DeepMind's Vice President of Drastic Research and Gemini co-tech lead Oriol Vinyals describes how artificial intelligence is moving from narrowly focused systems toward autonomous agents, and what challenges remain ahead.
According to Vinyals, AI is going through a fundamental transformation away from highly specialized systems and toward autonomous agents. Speaking on a company podcast, he explained that early AI systems like AlphaStar, which focused on playing StarCraft, were just the beginning of this development.
Today's large language models (LLMs) and multimodal systems serve as a kind of "CPU" - a foundation for more complex capabilities, Vinyals says. The next major step is giving these systems a "digital body" that allows them to interact independently with the (digital) world.
The limitations of scaling
A key challenge lies in the limitations of scaling, according to Vinyals. Simply building larger models is no longer enough, as improvements become exponentially harder to achieve. Vinyals compares it to cleaning a room: "The first 10 minutes that you spend tidying, it's going to make a massive difference. But once you're like 7 hours in, that extra 10 minutes, it's not going to make any difference at all."
Training data is also becoming scarce. Vinyals says DeepMind is experimenting with synthetic data and untapped data sources like videos: "There's a lot of it. And we haven't quite seen a moment of take all the video data where you probably can derive a lot of knowledge, a lot of laws of physics, a lot of how the world works, even if there are no words associated with the videos necessarily, and extract that knowledge."
First steps with Gemini 2.0
With Gemini 2.0, Google DeepMind has introduced initial capabilities toward autonomous agents. According to Google's demos, the system can navigate browsers, write code, and act as a "companion" in games. But these abilities are just the beginning: "There are a lot of steps. But if you just fast-forward, anything a human can do on a browser, these things can do in principle. And then if you make them really understand what you want and really good through thinking and other techniques, they'll get better and better," says Vinyals.

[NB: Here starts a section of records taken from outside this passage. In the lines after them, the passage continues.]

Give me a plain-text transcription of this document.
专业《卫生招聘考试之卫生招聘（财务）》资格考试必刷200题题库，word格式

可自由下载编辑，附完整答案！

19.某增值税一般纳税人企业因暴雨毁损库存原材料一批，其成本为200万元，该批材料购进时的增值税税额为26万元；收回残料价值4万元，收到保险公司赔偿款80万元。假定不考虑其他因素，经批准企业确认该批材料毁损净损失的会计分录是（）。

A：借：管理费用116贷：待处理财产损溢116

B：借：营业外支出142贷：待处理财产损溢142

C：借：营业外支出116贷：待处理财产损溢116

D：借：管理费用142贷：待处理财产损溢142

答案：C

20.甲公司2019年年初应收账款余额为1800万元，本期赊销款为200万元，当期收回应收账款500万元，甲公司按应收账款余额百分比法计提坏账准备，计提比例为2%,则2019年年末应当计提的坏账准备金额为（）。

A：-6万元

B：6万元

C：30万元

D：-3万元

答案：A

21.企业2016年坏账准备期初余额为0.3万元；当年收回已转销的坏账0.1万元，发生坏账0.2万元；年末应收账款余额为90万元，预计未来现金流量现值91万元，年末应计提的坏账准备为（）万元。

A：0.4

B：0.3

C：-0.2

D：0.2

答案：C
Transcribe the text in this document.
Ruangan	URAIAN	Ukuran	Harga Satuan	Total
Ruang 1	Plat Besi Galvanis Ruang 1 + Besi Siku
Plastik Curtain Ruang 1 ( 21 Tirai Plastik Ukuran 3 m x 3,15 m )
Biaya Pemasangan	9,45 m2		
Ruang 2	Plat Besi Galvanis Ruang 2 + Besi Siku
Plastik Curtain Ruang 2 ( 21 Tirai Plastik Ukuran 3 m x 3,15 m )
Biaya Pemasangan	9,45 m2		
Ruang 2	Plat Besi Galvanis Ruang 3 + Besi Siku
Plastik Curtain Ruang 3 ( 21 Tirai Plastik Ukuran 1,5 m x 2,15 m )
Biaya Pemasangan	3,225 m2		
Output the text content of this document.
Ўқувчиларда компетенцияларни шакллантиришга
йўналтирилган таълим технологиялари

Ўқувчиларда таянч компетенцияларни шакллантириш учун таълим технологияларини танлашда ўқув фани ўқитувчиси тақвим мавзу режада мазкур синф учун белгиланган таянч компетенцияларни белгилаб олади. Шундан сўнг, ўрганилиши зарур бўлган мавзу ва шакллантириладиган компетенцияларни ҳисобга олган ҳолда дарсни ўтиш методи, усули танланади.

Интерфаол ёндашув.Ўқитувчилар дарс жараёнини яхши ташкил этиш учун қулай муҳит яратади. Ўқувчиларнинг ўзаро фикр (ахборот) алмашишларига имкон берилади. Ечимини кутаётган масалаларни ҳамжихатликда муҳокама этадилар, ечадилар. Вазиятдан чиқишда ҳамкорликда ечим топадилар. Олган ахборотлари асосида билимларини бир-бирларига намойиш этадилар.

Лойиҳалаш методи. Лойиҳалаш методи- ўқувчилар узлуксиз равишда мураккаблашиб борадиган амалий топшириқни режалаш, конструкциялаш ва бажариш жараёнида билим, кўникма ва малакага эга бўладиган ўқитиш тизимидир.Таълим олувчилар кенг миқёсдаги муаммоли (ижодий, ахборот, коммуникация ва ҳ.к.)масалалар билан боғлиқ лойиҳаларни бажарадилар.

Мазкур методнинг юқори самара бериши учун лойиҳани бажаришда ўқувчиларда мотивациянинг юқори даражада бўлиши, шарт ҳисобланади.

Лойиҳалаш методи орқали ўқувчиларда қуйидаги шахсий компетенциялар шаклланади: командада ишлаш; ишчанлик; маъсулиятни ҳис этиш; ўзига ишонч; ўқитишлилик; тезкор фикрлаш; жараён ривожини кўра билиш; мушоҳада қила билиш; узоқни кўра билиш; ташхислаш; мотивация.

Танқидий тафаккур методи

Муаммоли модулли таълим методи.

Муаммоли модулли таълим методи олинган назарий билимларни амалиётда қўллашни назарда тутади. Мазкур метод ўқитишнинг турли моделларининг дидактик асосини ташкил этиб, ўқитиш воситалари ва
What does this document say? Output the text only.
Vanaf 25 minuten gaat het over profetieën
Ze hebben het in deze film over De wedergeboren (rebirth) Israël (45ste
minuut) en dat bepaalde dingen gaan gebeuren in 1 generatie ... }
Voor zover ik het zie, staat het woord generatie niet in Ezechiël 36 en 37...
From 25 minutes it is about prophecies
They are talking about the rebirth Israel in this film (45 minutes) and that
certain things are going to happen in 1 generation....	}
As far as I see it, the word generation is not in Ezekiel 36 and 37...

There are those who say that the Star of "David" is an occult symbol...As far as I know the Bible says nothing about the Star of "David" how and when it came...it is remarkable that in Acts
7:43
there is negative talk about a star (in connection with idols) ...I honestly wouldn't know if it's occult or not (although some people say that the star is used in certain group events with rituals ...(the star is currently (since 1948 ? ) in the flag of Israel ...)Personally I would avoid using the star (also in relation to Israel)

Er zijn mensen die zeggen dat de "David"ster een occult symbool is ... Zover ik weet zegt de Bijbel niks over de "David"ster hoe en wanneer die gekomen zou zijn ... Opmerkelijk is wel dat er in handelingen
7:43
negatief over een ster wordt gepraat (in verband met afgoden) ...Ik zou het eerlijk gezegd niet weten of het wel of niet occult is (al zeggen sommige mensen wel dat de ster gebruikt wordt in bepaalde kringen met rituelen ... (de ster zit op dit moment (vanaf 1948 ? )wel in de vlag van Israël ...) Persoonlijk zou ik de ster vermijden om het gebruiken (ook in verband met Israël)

The vision extends further: DeepMind is working to give agents capabilities like planning, logical thinking, and different types of memory. While Vinyals draws parallels to the human brain, he emphasizes that artificial systems might take entirely different approaches better suited to computers.
AGI, Agents and AlphaFold
On the development of Artificial General Intelligence (AGI), Vinyals takes a measured view: "If 10 years ago, 5 years ago even, I would have been given the models today, and I would say, look, there's a secret lab, this is a model, play with it and tell me if you think this is actually close to a general intelligence; I would have claimed, oh, yeah, that comes from a future where AGI basically either has happened or I can see that this is very close to it. So the closer you are, the more you find, oh, but it hallucinates. Of course, that's very important. But I think, just zooming out, it just feels like, ok, it's getting pretty close."
He expects initial breakthroughs mainly in scientific areas with clear success criteria, as was the case with AlphaFold. "And we've seen a good example very recently, of course, with AlphaFold. So in that sense, from a domains perspective, we honestly have seen some examples already of narrow but superintelligent system. AlphaFold was only doing that. And I think probably that's the domains to think about where we're going to start seeing superintelligence, even from the general sort of capabilities these models have. You might need to do some specialization. And again, it might be worth it," says Vinyals. "Was it worth it to solve protein folding? Absolutely, right? But I think that's a good test to use."